A political analyst warns that the public health crisis which has seen a spike in number of Covid-19 cases of late may become worse if the political crisis continues.
Azmi Hassan said efforts to contain the pandemic which has so far claimed 376 lives have been disrupted by the political situation.
“The Sabah state election is one example of how political factors outweighed public health interests,” he told MalaysiaNow.
“Because politicians had a crisis, the public health situation could not be handled well.”
He also said the notion that the political crisis deserves more attention than the problem of Covid-19 was beginning to upset the people, whom he said were becoming increasingly fed up with the endless drama.
Prime Minister Muhyiddin Yassin in a nationwide address on Oct 6 had voiced concern about the spike in Covid-19 cases following the Sabah election on Sept 26.
Health director-general Dr Noor Hisham Abdullah meanwhile had warned that reducing the R-naught or infectivity rate of the virus would fail without the cooperation of everyone in playing their roles.
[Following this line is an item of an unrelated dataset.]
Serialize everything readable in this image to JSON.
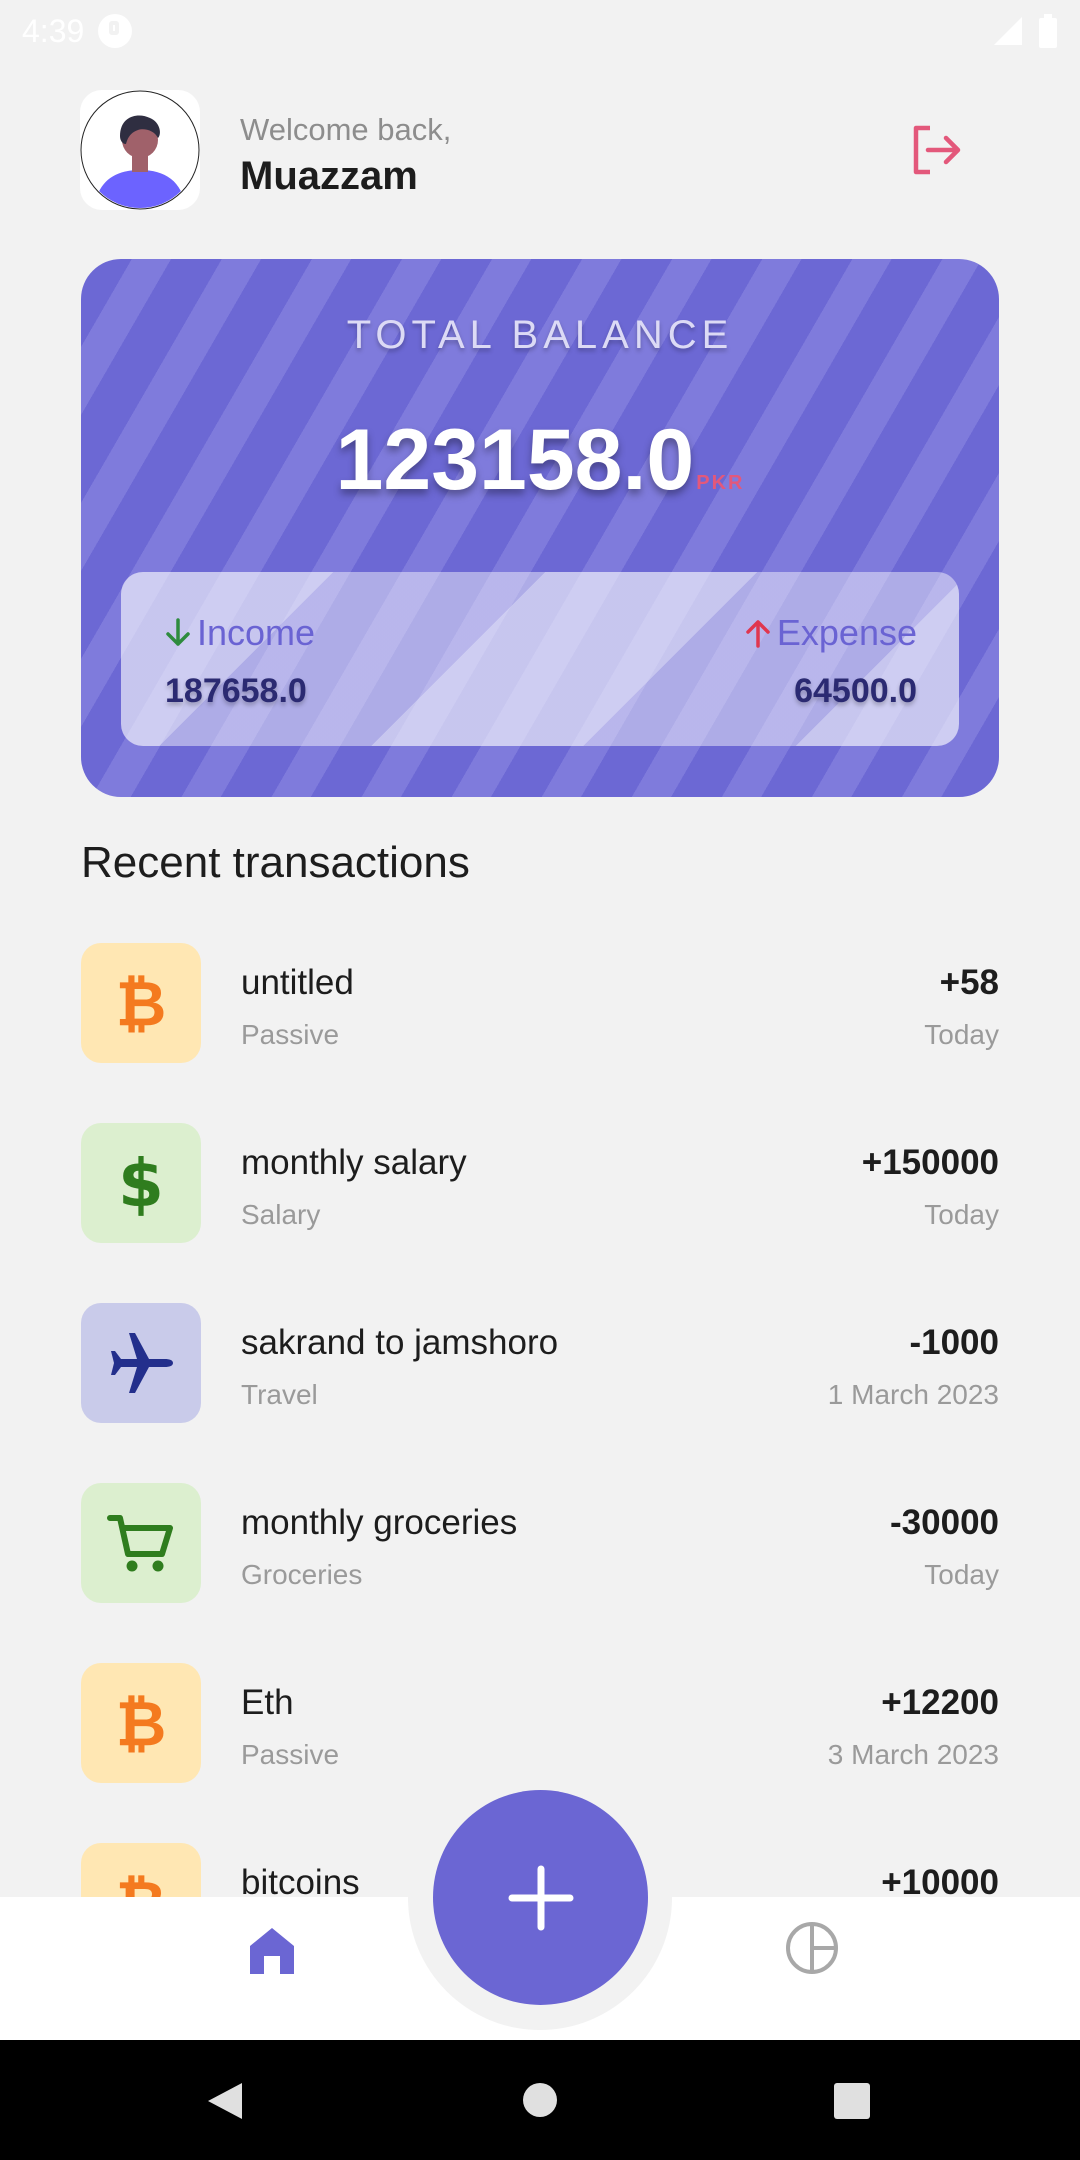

“The problem the government faces right now is how to focus on economic issues and on the fight against Covid-19 when its legitimacy is being questioned every day.”
There had been concerns that the 2021 budget would be sabotaged by a group of MPs facing corruption charges in court, in order to cause the collapse of the Perikatan Nasional (PN) government and forcing pandemic-season snap polls.
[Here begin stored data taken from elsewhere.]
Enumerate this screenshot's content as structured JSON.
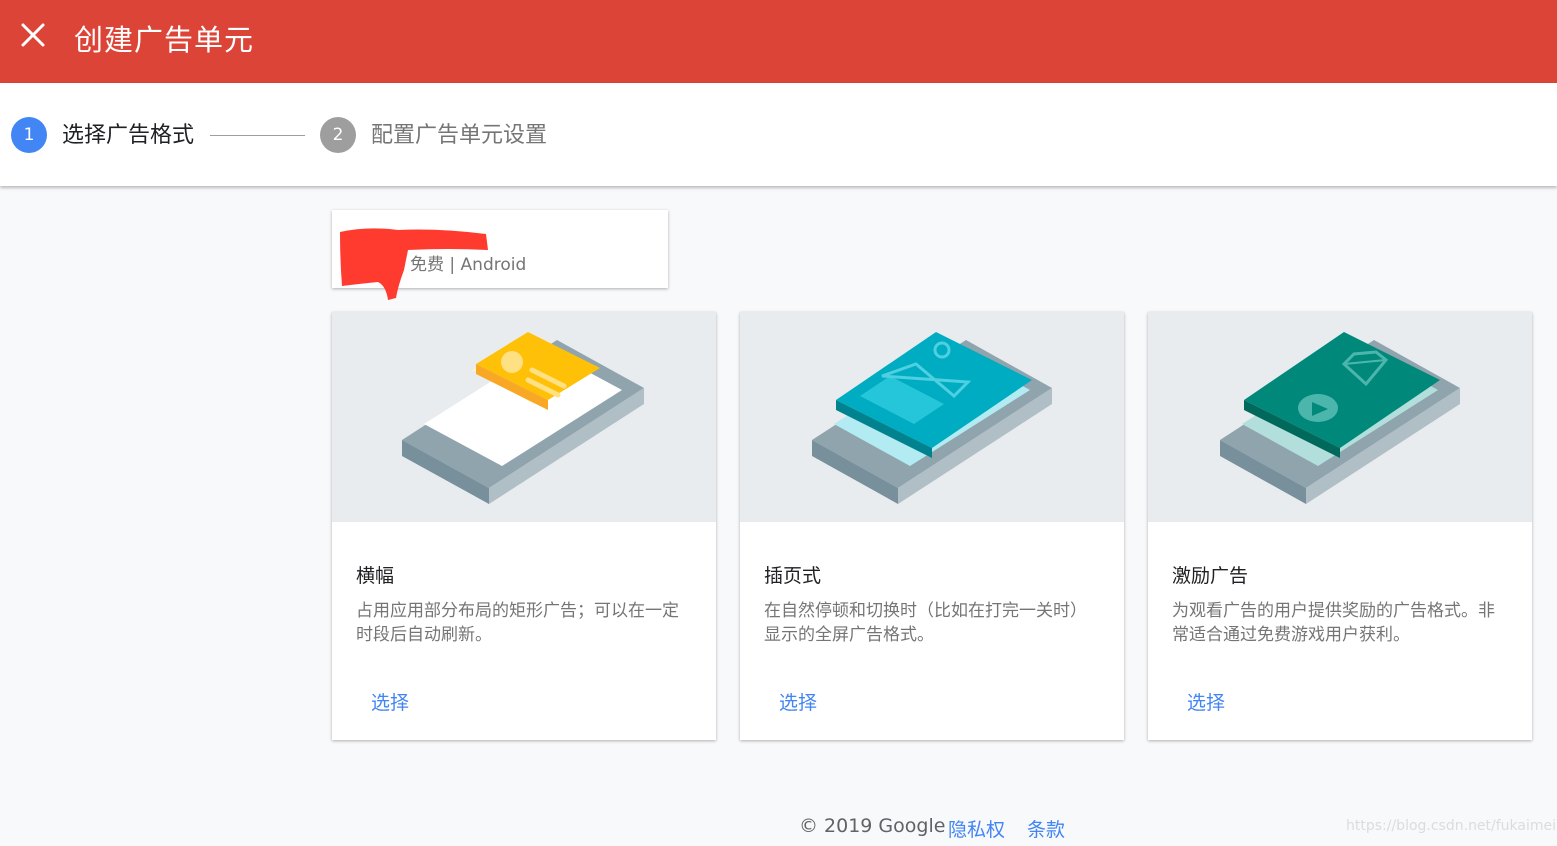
{
  "header": {
    "title": "创建广告单元",
    "close_icon": "close-icon",
    "color": "#db4437"
  },
  "stepper": {
    "steps": [
      {
        "number": "1",
        "label": "选择广告格式",
        "state": "active",
        "color": "#4285f4"
      },
      {
        "number": "2",
        "label": "配置广告单元设置",
        "state": "inactive",
        "color": "#9e9e9e"
      }
    ]
  },
  "app": {
    "name_redacted": true,
    "meta": "免费 | Android"
  },
  "formats": [
    {
      "title": "横幅",
      "description": "占用应用部分布局的矩形广告；可以在一定时段后自动刷新。",
      "action": "选择",
      "illustration": "banner-illustration",
      "accent": "#ffc107"
    },
    {
      "title": "插页式",
      "description": "在自然停顿和切换时（比如在打完一关时）显示的全屏广告格式。",
      "action": "选择",
      "illustration": "interstitial-illustration",
      "accent": "#00acc1"
    },
    {
      "title": "激励广告",
      "description": "为观看广告的用户提供奖励的广告格式。非常适合通过免费游戏用户获利。",
      "action": "选择",
      "illustration": "rewarded-illustration",
      "accent": "#00897b"
    }
  ],
  "footer": {
    "copyright": "© 2019 Google",
    "privacy": "隐私权",
    "terms": "条款"
  },
  "watermark": "https://blog.csdn.net/fukaimei"
}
The budget bill was however passed at the policy stage last Thursday through voice vote following a failed attempt by the opposition to force a bloc vote.
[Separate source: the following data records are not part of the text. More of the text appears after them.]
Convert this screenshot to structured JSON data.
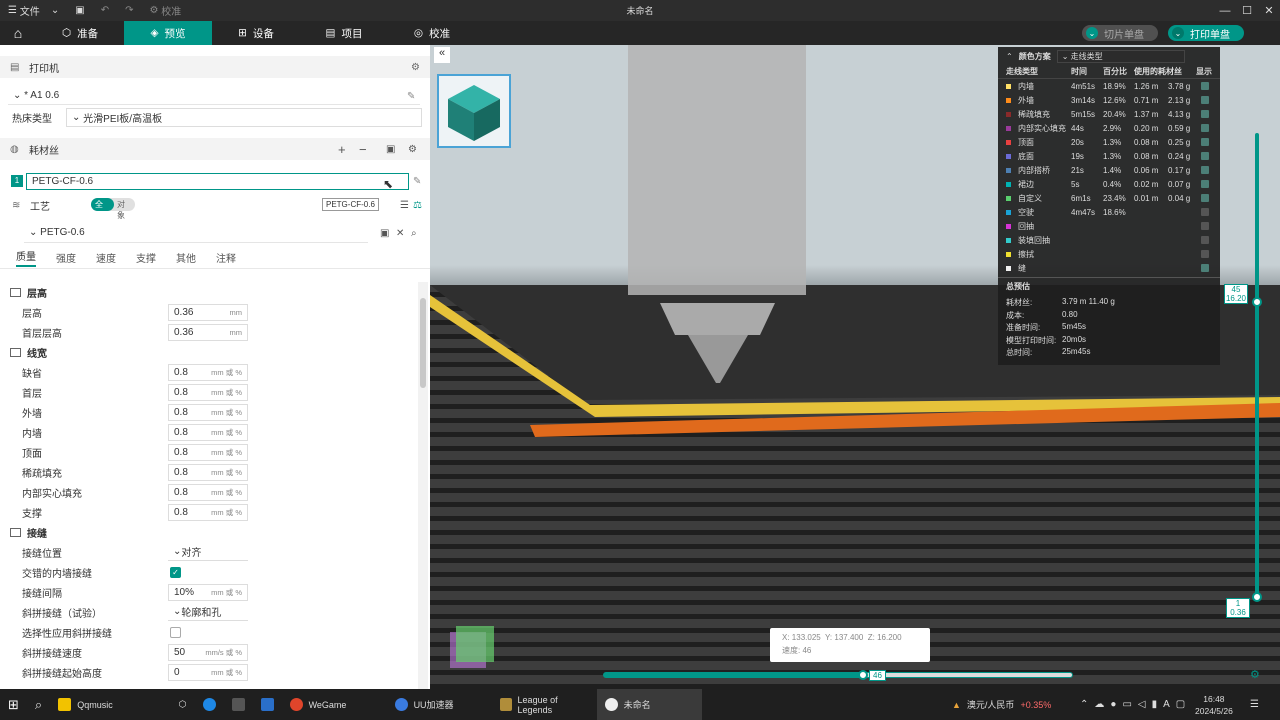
{
  "titlebar": {
    "file": "文件",
    "settings": "校准",
    "title": "未命名"
  },
  "nav": {
    "tabs": [
      "准备",
      "预览",
      "设备",
      "项目",
      "校准"
    ],
    "slice_btn": "切片单盘",
    "print_btn": "打印单盘"
  },
  "printer": {
    "header": "打印机",
    "name": "* A1 0.6",
    "bed_label": "热床类型",
    "bed_value": "光滑PEI板/高温板"
  },
  "filament": {
    "header": "耗材丝",
    "index": "1",
    "name": "PETG-CF-0.6",
    "tooltip": "PETG-CF-0.6"
  },
  "process": {
    "header": "工艺",
    "toggle_global": "全局",
    "toggle_object": "对象",
    "preset": "PETG-0.6",
    "tabs": [
      "质量",
      "强度",
      "速度",
      "支撑",
      "其他",
      "注释"
    ]
  },
  "params": {
    "layer_group": "层高",
    "layer": [
      {
        "label": "层高",
        "value": "0.36",
        "unit": "mm"
      },
      {
        "label": "首层层高",
        "value": "0.36",
        "unit": "mm"
      }
    ],
    "width_group": "线宽",
    "width": [
      {
        "label": "缺省",
        "value": "0.8",
        "unit": "mm 或 %"
      },
      {
        "label": "首层",
        "value": "0.8",
        "unit": "mm 或 %"
      },
      {
        "label": "外墙",
        "value": "0.8",
        "unit": "mm 或 %"
      },
      {
        "label": "内墙",
        "value": "0.8",
        "unit": "mm 或 %"
      },
      {
        "label": "顶面",
        "value": "0.8",
        "unit": "mm 或 %"
      },
      {
        "label": "稀疏填充",
        "value": "0.8",
        "unit": "mm 或 %"
      },
      {
        "label": "内部实心填充",
        "value": "0.8",
        "unit": "mm 或 %"
      },
      {
        "label": "支撑",
        "value": "0.8",
        "unit": "mm 或 %"
      }
    ],
    "seam_group": "接缝",
    "seam_pos_label": "接缝位置",
    "seam_pos_value": "对齐",
    "staggered_label": "交错的内墙接缝",
    "seam_gap_label": "接缝间隔",
    "seam_gap_value": "10%",
    "seam_gap_unit": "mm 或 %",
    "scarf_label": "斜拼接缝（试验）",
    "scarf_value": "轮廓和孔",
    "scarf_sel_label": "选择性应用斜拼接缝",
    "scarf_speed_label": "斜拼接缝速度",
    "scarf_speed_value": "50",
    "scarf_speed_unit": "mm/s 或 %",
    "scarf_start_label": "斜拼接缝起始高度",
    "scarf_start_value": "0",
    "scarf_start_unit": "mm 或 %"
  },
  "legend": {
    "title": "颜色方案",
    "scheme": "走线类型",
    "cols": [
      "走线类型",
      "时间",
      "百分比",
      "使用的耗材丝",
      "显示"
    ],
    "rows": [
      {
        "name": "内墙",
        "color": "#ffe066",
        "time": "4m51s",
        "pct": "18.9%",
        "len": "1.26 m",
        "wt": "3.78 g",
        "on": true
      },
      {
        "name": "外墙",
        "color": "#ff8c1a",
        "time": "3m14s",
        "pct": "12.6%",
        "len": "0.71 m",
        "wt": "2.13 g",
        "on": true
      },
      {
        "name": "稀疏填充",
        "color": "#8b2a2a",
        "time": "5m15s",
        "pct": "20.4%",
        "len": "1.37 m",
        "wt": "4.13 g",
        "on": true
      },
      {
        "name": "内部实心填充",
        "color": "#9a3a9a",
        "time": "44s",
        "pct": "2.9%",
        "len": "0.20 m",
        "wt": "0.59 g",
        "on": true
      },
      {
        "name": "顶面",
        "color": "#e84040",
        "time": "20s",
        "pct": "1.3%",
        "len": "0.08 m",
        "wt": "0.25 g",
        "on": true
      },
      {
        "name": "底面",
        "color": "#6b6bd6",
        "time": "19s",
        "pct": "1.3%",
        "len": "0.08 m",
        "wt": "0.24 g",
        "on": true
      },
      {
        "name": "内部搭桥",
        "color": "#4d80b3",
        "time": "21s",
        "pct": "1.4%",
        "len": "0.06 m",
        "wt": "0.17 g",
        "on": true
      },
      {
        "name": "裙边",
        "color": "#00b3b3",
        "time": "5s",
        "pct": "0.4%",
        "len": "0.02 m",
        "wt": "0.07 g",
        "on": true
      },
      {
        "name": "自定义",
        "color": "#5ad06e",
        "time": "6m1s",
        "pct": "23.4%",
        "len": "0.01 m",
        "wt": "0.04 g",
        "on": true
      },
      {
        "name": "空驶",
        "color": "#1aa3d6",
        "time": "4m47s",
        "pct": "18.6%",
        "len": "",
        "wt": "",
        "on": false
      },
      {
        "name": "回抽",
        "color": "#d633d6",
        "time": "",
        "pct": "",
        "len": "",
        "wt": "",
        "on": false
      },
      {
        "name": "装填回抽",
        "color": "#33cccc",
        "time": "",
        "pct": "",
        "len": "",
        "wt": "",
        "on": false
      },
      {
        "name": "擦拭",
        "color": "#f0e030",
        "time": "",
        "pct": "",
        "len": "",
        "wt": "",
        "on": false
      },
      {
        "name": "缝",
        "color": "#f0f0f0",
        "time": "",
        "pct": "",
        "len": "",
        "wt": "",
        "on": true
      }
    ],
    "summary_title": "总预估",
    "summary": [
      {
        "k": "耗材丝:",
        "v": "3.79 m     11.40 g"
      },
      {
        "k": "成本:",
        "v": "0.80"
      },
      {
        "k": "准备时间:",
        "v": "5m45s"
      },
      {
        "k": "模型打印时间:",
        "v": "20m0s"
      },
      {
        "k": "总时间:",
        "v": "25m45s"
      }
    ]
  },
  "slider": {
    "top_layer": "45",
    "top_height": "16.20",
    "bottom_layer": "1",
    "bottom_height": "0.36",
    "h_value": "46"
  },
  "coords": {
    "x_label": "X:",
    "x": "133.025",
    "y_label": "Y:",
    "y": "137.400",
    "z_label": "Z:",
    "z": "16.200",
    "speed_label": "速度:",
    "speed": "46"
  },
  "taskbar": {
    "apps": [
      "Qqmusic",
      "WeGame",
      "UU加速器",
      "League of Legends",
      "未命名"
    ],
    "currency": "澳元/人民币",
    "change": "+0.35%",
    "time": "16:48",
    "date": "2024/5/26"
  }
}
As of yesterday, the Dewan Rakyat had passed the budget bills for 11 ministries at the committee level with 16 left to go.
Lawyer Haniff Khatri Abdulla said there would be no end to the political crisis as long as the legitimacy of the PN government remains in question.
“The problem the government faces right now is how to focus on economic issues and on the fight against Covid-19 when its legitimacy is being questioned every day – is this government legitimate or not?” he told MalaysiaNow.
“I hope the debate on the 2021 budget this time will resolve things. If, for example, the budget is passed, the opposition and other parties will lose the moral ground to say that the government is illegitimate.”
If the budget is shot down, Muhyiddin as prime minister would have to present himself to the Yang di-Pertuan Agong and resign honourably, he said.
“Let the King who has the authority to do so decide what should be done. Then hopefully, the political crisis will be resolved.”